I don't fully understand the issue with threads. I see that the problem might exist when e.g. you call coroutine1->coroutine2 and you have synchronized between them coroutine1->synchronized->coroutine2 in that case it is true the call to coroutine2 might end up on a different thread and the lock won't be unlocked. That issue might exist when one coroutine calls another or coroutine calls another async api which might be adjusted to it (e.g. CompletableFuture, Reactor, RxJava, etc).

But I don't understand your example with Guava cache. You won't be able to pass suspend function to guava hence the thread which returns to Guava will be the same. In order to call coroutines from non-coroutines you will need to have boundary call (runBlocking, GlobalScope.async, etc) which will protect you from thread flip. I cannot even image situation where I could get this issue (except when you call synchronized from coroutines (which you should probably never do)).

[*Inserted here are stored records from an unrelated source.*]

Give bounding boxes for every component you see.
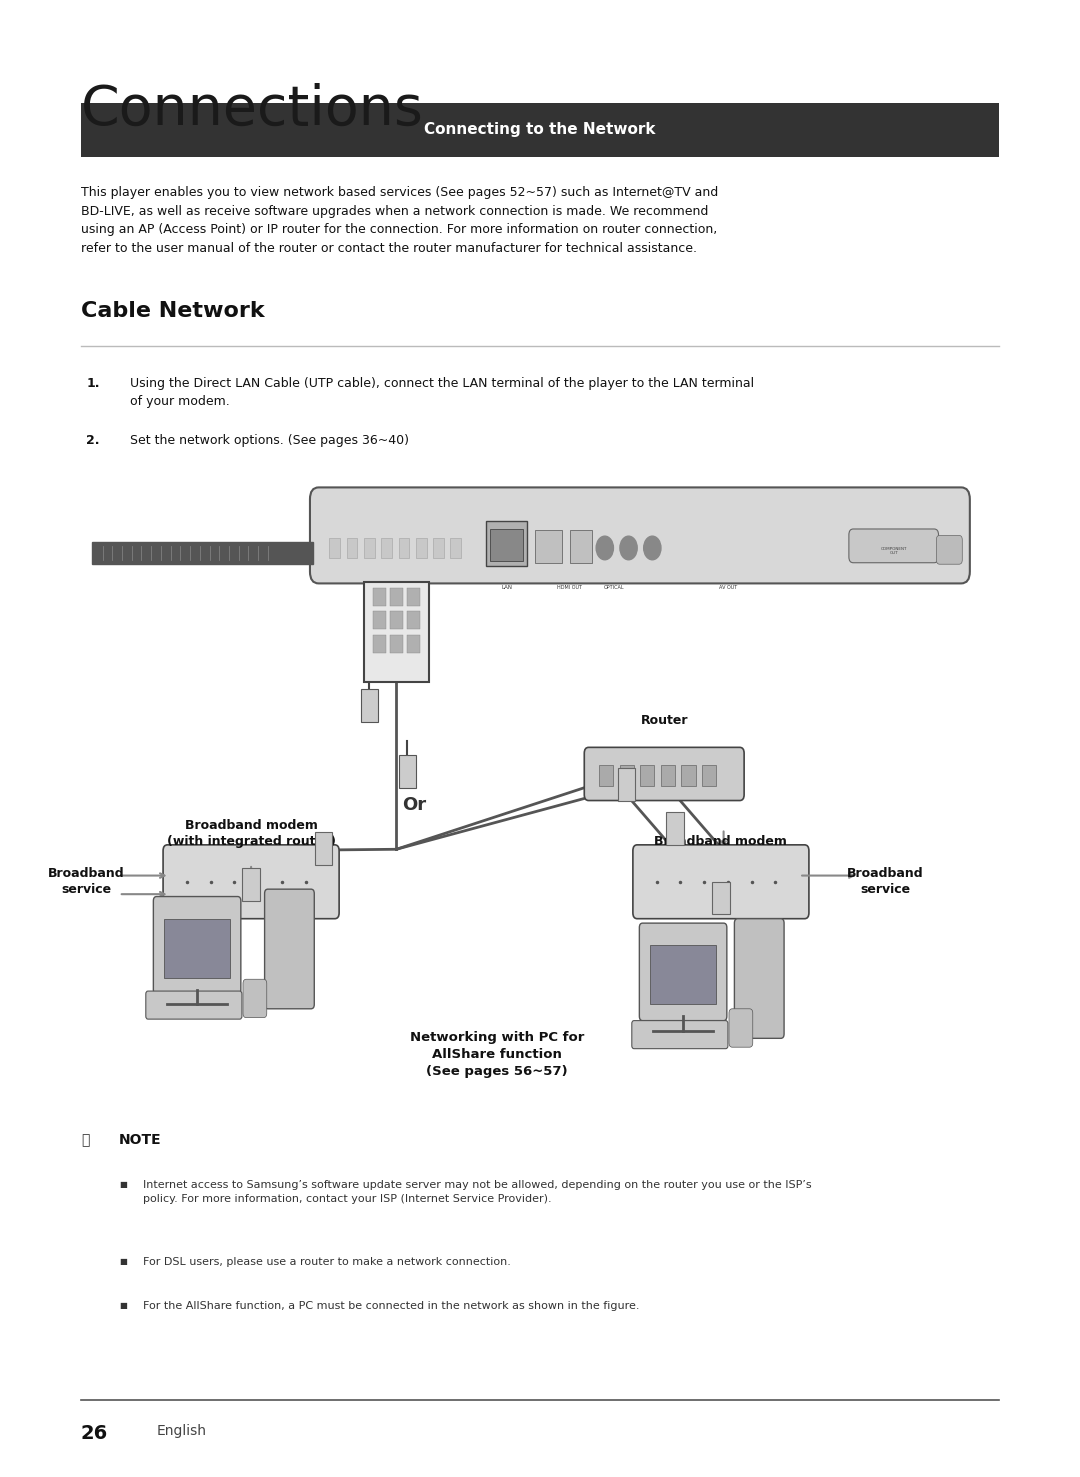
Bar [407, 611, 420, 629]
FancyBboxPatch shape [632, 1021, 728, 1049]
Circle shape [620, 536, 637, 560]
Bar [702, 765, 716, 786]
Text: For DSL users, please use a router to make a network connection.: For DSL users, please use a router to ma… [143, 1257, 511, 1267]
Bar [399, 755, 416, 789]
Bar [390, 635, 403, 653]
Bar [620, 765, 634, 786]
Bar [407, 588, 420, 606]
Bar [661, 765, 675, 786]
FancyBboxPatch shape [153, 897, 241, 994]
Bar [364, 582, 429, 682]
Bar [618, 768, 635, 801]
Text: ■: ■ [119, 1301, 126, 1310]
Text: 26: 26 [81, 1424, 108, 1443]
Bar [407, 635, 420, 653]
Text: NOTE: NOTE [119, 1133, 161, 1146]
Text: Or: Or [402, 796, 426, 814]
Bar [347, 539, 357, 558]
FancyBboxPatch shape [584, 747, 744, 801]
Bar [315, 833, 333, 866]
Text: Broadband modem: Broadband modem [654, 835, 787, 848]
FancyBboxPatch shape [936, 536, 962, 564]
Bar [92, 542, 313, 564]
Bar [390, 588, 403, 606]
Text: Cable Network: Cable Network [81, 301, 265, 322]
Bar [373, 611, 386, 629]
Text: Router: Router [640, 713, 688, 727]
Bar [373, 588, 386, 606]
Bar [535, 530, 562, 563]
Bar [390, 611, 403, 629]
FancyBboxPatch shape [633, 845, 809, 919]
Bar [416, 539, 427, 558]
Text: 1.: 1. [86, 377, 100, 390]
Circle shape [596, 536, 613, 560]
Bar [242, 868, 260, 901]
Bar [490, 529, 523, 561]
Text: Set the network options. (See pages 36~40): Set the network options. (See pages 36~4… [130, 434, 408, 448]
Bar [650, 945, 716, 1004]
Text: Networking with PC for
AllShare function
(See pages 56~57): Networking with PC for AllShare function… [409, 1031, 584, 1078]
Bar [681, 765, 696, 786]
Bar [570, 530, 592, 563]
Text: ■: ■ [119, 1180, 126, 1189]
Text: HDMI OUT: HDMI OUT [556, 585, 582, 589]
FancyBboxPatch shape [639, 923, 727, 1021]
Text: COMPONENT
OUT: COMPONENT OUT [880, 546, 907, 555]
Text: 📝: 📝 [81, 1133, 90, 1146]
FancyBboxPatch shape [163, 845, 339, 919]
Text: AV OUT: AV OUT [719, 585, 737, 589]
FancyBboxPatch shape [146, 991, 242, 1019]
Bar [666, 812, 684, 845]
Bar [81, 103, 999, 157]
Bar [164, 919, 230, 978]
Text: Connections: Connections [81, 83, 423, 137]
FancyBboxPatch shape [849, 529, 939, 563]
Bar [329, 539, 340, 558]
Text: ■: ■ [119, 1257, 126, 1266]
Text: Using the Direct LAN Cable (UTP cable), connect the LAN terminal of the player t: Using the Direct LAN Cable (UTP cable), … [130, 377, 754, 408]
FancyBboxPatch shape [243, 979, 267, 1018]
FancyBboxPatch shape [734, 919, 784, 1038]
Text: For the AllShare function, a PC must be connected in the network as shown in the: For the AllShare function, a PC must be … [143, 1301, 639, 1312]
Bar [433, 539, 444, 558]
Text: 2.: 2. [86, 434, 100, 448]
Bar [373, 635, 386, 653]
Circle shape [644, 536, 661, 560]
FancyBboxPatch shape [265, 889, 314, 1009]
Text: Internet access to Samsung’s software update server may not be allowed, dependin: Internet access to Samsung’s software up… [143, 1180, 811, 1204]
Text: LAN: LAN [501, 585, 512, 589]
Text: English: English [157, 1424, 206, 1437]
Bar [364, 539, 375, 558]
Bar [599, 765, 613, 786]
Bar [450, 539, 461, 558]
Text: Broadband modem
(with integrated router): Broadband modem (with integrated router) [166, 818, 336, 848]
Bar [713, 882, 730, 914]
Text: Broadband
service: Broadband service [49, 867, 124, 897]
FancyBboxPatch shape [729, 1009, 753, 1047]
Text: Broadband
service: Broadband service [848, 867, 923, 897]
Bar [381, 539, 392, 558]
Bar [640, 765, 654, 786]
Text: Connecting to the Network: Connecting to the Network [424, 123, 656, 137]
Bar [486, 521, 527, 566]
Text: This player enables you to view network based services (See pages 52~57) such as: This player enables you to view network … [81, 186, 718, 254]
Bar [361, 688, 378, 721]
FancyBboxPatch shape [310, 487, 970, 583]
Bar [399, 539, 409, 558]
Text: OPTICAL: OPTICAL [604, 585, 625, 589]
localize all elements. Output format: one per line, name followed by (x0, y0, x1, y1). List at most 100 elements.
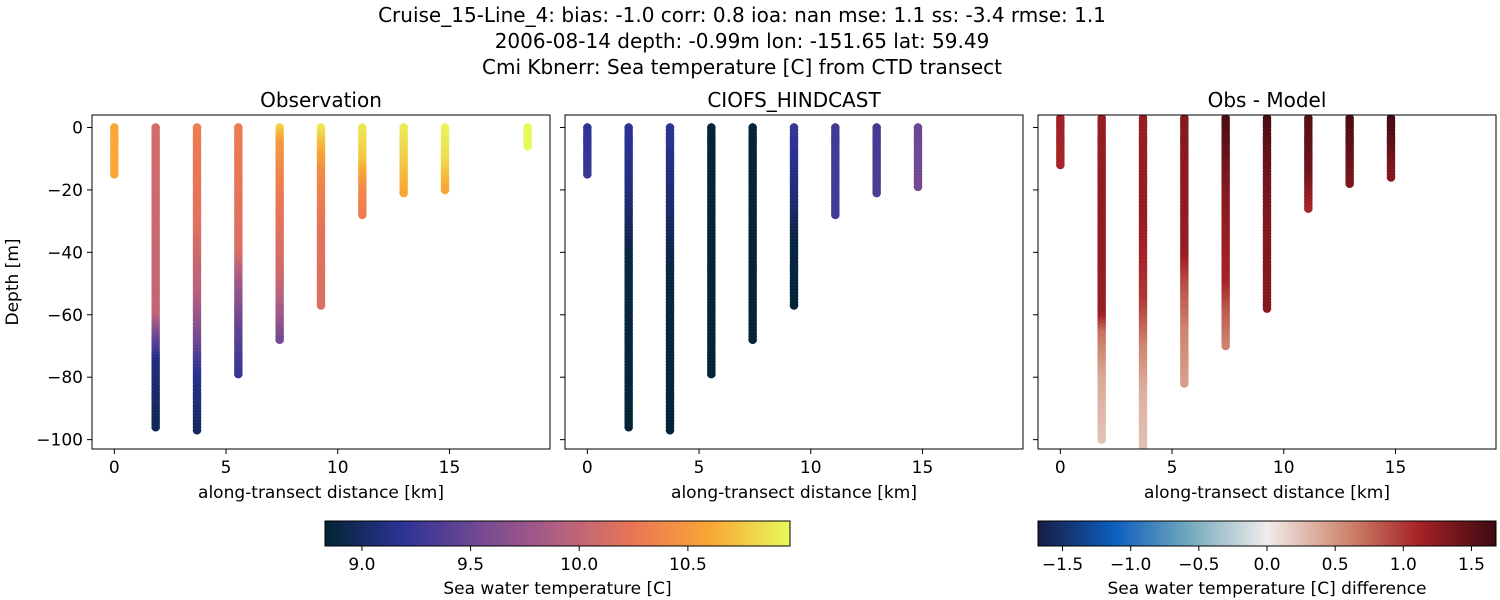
scatter-points (583, 123, 923, 435)
data-point (1138, 444, 1148, 449)
profile-column (1138, 115, 1148, 449)
profile-column (748, 123, 757, 345)
profile-column (583, 123, 592, 179)
data-point (358, 210, 367, 220)
y-tick-label: −80 (47, 368, 83, 388)
x-tick-label: 10 (1273, 458, 1295, 478)
y-tick-label: −20 (47, 181, 83, 201)
panel-title: CIOFS_HINDCAST (707, 88, 881, 112)
colorbar-tick-label: 1.0 (1390, 555, 1417, 575)
colorbar-tick-label: 0.0 (1253, 555, 1280, 575)
colorbar-tick-label: 9.5 (457, 555, 484, 575)
x-tick-label: 0 (109, 458, 120, 478)
colorbar-tick-label: 1.5 (1458, 555, 1485, 575)
x-tick-label: 15 (1385, 458, 1407, 478)
colorbar-tick-label: 9.0 (348, 555, 375, 575)
colorbar-gradient (1037, 520, 1497, 547)
y-tick-label: −60 (47, 306, 83, 326)
axes-frame (1037, 114, 1497, 450)
profile-column (523, 123, 532, 151)
profile-column (234, 123, 243, 379)
colorbar-label: Sea water temperature [C] difference (1107, 579, 1426, 599)
profile-column (110, 123, 119, 179)
data-point (624, 422, 633, 432)
panel-title: Observation (260, 88, 382, 112)
panel-title: Obs - Model (1208, 88, 1327, 112)
observation-panel: Observation 0 5 10 15 0 −20 −40 −60 −80 −100 along-… (3, 88, 551, 503)
axes-frame (91, 114, 551, 450)
profile-column (1345, 115, 1354, 188)
data-point (665, 425, 675, 435)
colorbar-tick-label: −0.5 (1178, 555, 1219, 575)
x-tick-label: 15 (912, 458, 934, 478)
data-point (1345, 179, 1354, 188)
x-tick-label: 0 (582, 458, 593, 478)
y-tick-label: −40 (47, 243, 83, 263)
data-point (440, 185, 450, 195)
profile-column (1386, 115, 1396, 182)
profile-column (192, 123, 202, 435)
data-point (523, 141, 532, 151)
profile-column (316, 123, 326, 310)
x-tick-label: 10 (800, 458, 822, 478)
colorbar-gradient (324, 520, 791, 547)
x-tick-label: 5 (221, 458, 232, 478)
data-point (1386, 173, 1396, 182)
profile-column (913, 123, 923, 192)
y-tick-label: 0 (72, 118, 83, 138)
data-point (1221, 341, 1230, 351)
data-point (110, 170, 119, 179)
profile-column (399, 123, 408, 198)
profile-column (707, 123, 716, 379)
x-tick-label: 10 (327, 458, 349, 478)
figure-title-line-2: 2006-08-14 depth: -0.99m lon: -151.65 la… (495, 29, 990, 53)
scatter-points (110, 123, 532, 435)
profile-column (440, 123, 450, 195)
data-point (275, 335, 284, 345)
colorbar-label: Sea water temperature [C] (443, 579, 671, 599)
profile-column (1304, 115, 1313, 213)
difference-panel: Obs - Model 0 5 10 15 along-transect distance… (1033, 88, 1497, 503)
profile-column (1056, 115, 1065, 170)
x-tick-label: 5 (694, 458, 705, 478)
data-point (1097, 435, 1106, 444)
profile-column (624, 123, 633, 432)
temperature-colorbar: 9.0 9.5 10.0 10.5 Sea water temperature [C] (324, 520, 791, 599)
data-point (748, 335, 757, 345)
profile-column (665, 123, 675, 435)
profile-column (358, 123, 367, 220)
figure-title-line-3: Cmi Kbnerr: Sea temperature [C] from CTD… (482, 55, 1002, 79)
difference-colorbar: −1.5 −1.0 −0.5 0.0 0.5 1.0 1.5 Sea water temper… (1037, 520, 1497, 599)
profile-column (789, 123, 799, 310)
x-tick-label: 15 (439, 458, 461, 478)
colorbar-tick-label: 10.0 (560, 555, 598, 575)
x-tick-label: 0 (1055, 458, 1066, 478)
data-point (399, 188, 408, 198)
scatter-points (1056, 115, 1396, 449)
profile-column (1262, 115, 1272, 313)
data-point (913, 182, 923, 192)
x-axis-label: along-transect distance [km] (1144, 483, 1390, 503)
colorbar-tick-label: −1.5 (1042, 555, 1083, 575)
data-point (1262, 304, 1272, 313)
profile-column (1097, 115, 1106, 444)
data-point (872, 188, 881, 198)
data-point (234, 369, 243, 379)
colorbar-tick-label: −1.0 (1110, 555, 1151, 575)
colorbar-tick-label: 10.5 (669, 555, 707, 575)
axes-frame (564, 114, 1024, 450)
profile-column (151, 123, 160, 432)
data-point (151, 422, 160, 432)
x-axis-label: along-transect distance [km] (198, 483, 444, 503)
data-point (1304, 204, 1313, 213)
data-point (1056, 160, 1065, 170)
x-tick-label: 5 (1167, 458, 1178, 478)
x-axis-label: along-transect distance [km] (671, 483, 917, 503)
data-point (707, 369, 716, 379)
figure-title-line-1: Cruise_15-Line_4: bias: -1.0 corr: 0.8 i… (378, 3, 1106, 27)
data-point (583, 170, 592, 179)
data-point (831, 210, 840, 220)
y-axis-label: Depth [m] (3, 238, 23, 325)
profile-column (872, 123, 881, 198)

The other issues - yes debugging is quite annoying thing which you could overcome by having multiple breakpoints (I would describe it as medium level inconvenience). Also it is not really issue of the coroutines as concept or implementation, it is a one in Kotlin Idea Plugin debugging capabilities (which from my layman perspective shouldn't be very difficult to fix - just to have a hidden breakpoint at the next line). Passing down context isn't an issue anymore. We pass tenant related info using coroutine context.